The concept of CITIZENSHIP was a very restictive thing in the more advanced civilizations like the Hellenistic or the Roman empires in the first century.
When St. Paul was arrested in Jerusalem, the arresting officers were shocked to find out that he was a Roman citizen. They immediately treated him with deference. They knew he had legal rights that were protected y the Roman empire, and that he was entitled to due process by appealing to his Roman CITIZENSHIP.
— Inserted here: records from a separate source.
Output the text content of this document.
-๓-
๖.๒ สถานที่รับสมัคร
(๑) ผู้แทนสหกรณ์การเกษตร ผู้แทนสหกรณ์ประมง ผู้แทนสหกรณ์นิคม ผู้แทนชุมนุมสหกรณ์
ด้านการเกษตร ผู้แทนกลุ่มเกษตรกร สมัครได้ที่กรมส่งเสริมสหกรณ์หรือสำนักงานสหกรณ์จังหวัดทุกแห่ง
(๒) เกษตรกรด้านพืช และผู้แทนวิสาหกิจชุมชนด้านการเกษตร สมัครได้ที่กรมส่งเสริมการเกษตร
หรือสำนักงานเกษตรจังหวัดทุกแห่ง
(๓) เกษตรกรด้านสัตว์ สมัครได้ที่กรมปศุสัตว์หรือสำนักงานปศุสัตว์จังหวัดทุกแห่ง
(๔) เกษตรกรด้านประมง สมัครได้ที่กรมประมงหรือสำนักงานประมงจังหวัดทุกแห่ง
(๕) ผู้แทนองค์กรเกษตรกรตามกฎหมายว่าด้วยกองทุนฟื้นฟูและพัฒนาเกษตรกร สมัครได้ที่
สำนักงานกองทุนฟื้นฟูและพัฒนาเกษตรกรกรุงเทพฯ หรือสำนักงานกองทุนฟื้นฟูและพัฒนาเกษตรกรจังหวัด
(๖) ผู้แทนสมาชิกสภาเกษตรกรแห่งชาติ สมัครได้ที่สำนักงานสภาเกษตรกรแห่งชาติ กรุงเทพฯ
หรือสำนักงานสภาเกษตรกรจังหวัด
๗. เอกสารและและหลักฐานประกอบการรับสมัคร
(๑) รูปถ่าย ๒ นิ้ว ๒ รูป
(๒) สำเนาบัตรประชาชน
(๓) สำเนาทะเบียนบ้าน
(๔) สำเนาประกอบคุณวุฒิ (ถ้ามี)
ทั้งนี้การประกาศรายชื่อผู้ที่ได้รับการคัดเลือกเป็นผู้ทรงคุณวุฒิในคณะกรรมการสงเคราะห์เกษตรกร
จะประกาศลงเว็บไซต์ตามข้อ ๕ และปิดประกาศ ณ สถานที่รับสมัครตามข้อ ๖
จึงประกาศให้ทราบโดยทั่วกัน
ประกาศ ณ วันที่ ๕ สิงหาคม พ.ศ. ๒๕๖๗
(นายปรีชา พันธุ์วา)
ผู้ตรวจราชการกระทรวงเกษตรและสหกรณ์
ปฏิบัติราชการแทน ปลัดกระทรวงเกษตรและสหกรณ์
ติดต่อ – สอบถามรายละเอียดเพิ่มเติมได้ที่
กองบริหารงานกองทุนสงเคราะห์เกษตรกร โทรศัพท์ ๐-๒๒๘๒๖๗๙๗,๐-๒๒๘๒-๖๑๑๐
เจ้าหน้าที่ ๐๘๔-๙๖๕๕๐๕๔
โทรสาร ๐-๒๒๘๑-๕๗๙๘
The concept of CITIZEN was limited to a certain privileged elite in his time. It could either be obtained by birth or paid for with a huge amount of money. Only citizens had rights. The rest were like the Gypsies of Europe, or the Rohingyas of Myanmar, or the Untouchables of India, or the Burakamins of Japan in earlier times.
The Gospel for today’s feast of the Holy Apostles Simon and Jude is Luke’s story of Jesus choosing twelve from among his disciples and calling them apostles, meaning, sent out on a mission. What is their mission about? It is about reaching out to the disenfranchized, the non-entities in the Jewish society and telling them they counted too, that in the eyes of God they were also citizens.
Christianity is founded on the belief that every human being is naturally endowed with dignity and has a lofty calling. That God, unlike human societies, does not discriminate. He calls of us to be his children. He excludes nobody.
St. Paul creates a vocabulary for this apostolic mission. It is about reaching out to the non-entities, those who do not matter in society, those who live at the margins (mga nasa laylayan). Their apostolic advocacy was, as it were, to work for their citizenship. He says, “You are fellow citizens of the Holy Ones and members of the household of God.”
For the apostles, this is the summary of the good news of the kingdom of God. While citizenship among earthly kingdoms is valid or recognized only within the boundaries of those kingdoms, this citizenship offered by Jesus goes beyond the boundaries of nations, or even of this world.
This is a very radical thought, and a very consoling one too, especially for us who have just lost a loved one, my brother Dante who succumbed to Covid last night. He was a lawyer and was an advocate of the rights of the disadvantaged in society. We draw comfort from the thought that he has obtained a borderless kind of citizenship, the kind that our holy apostles St. Simon and Jude were advocates of.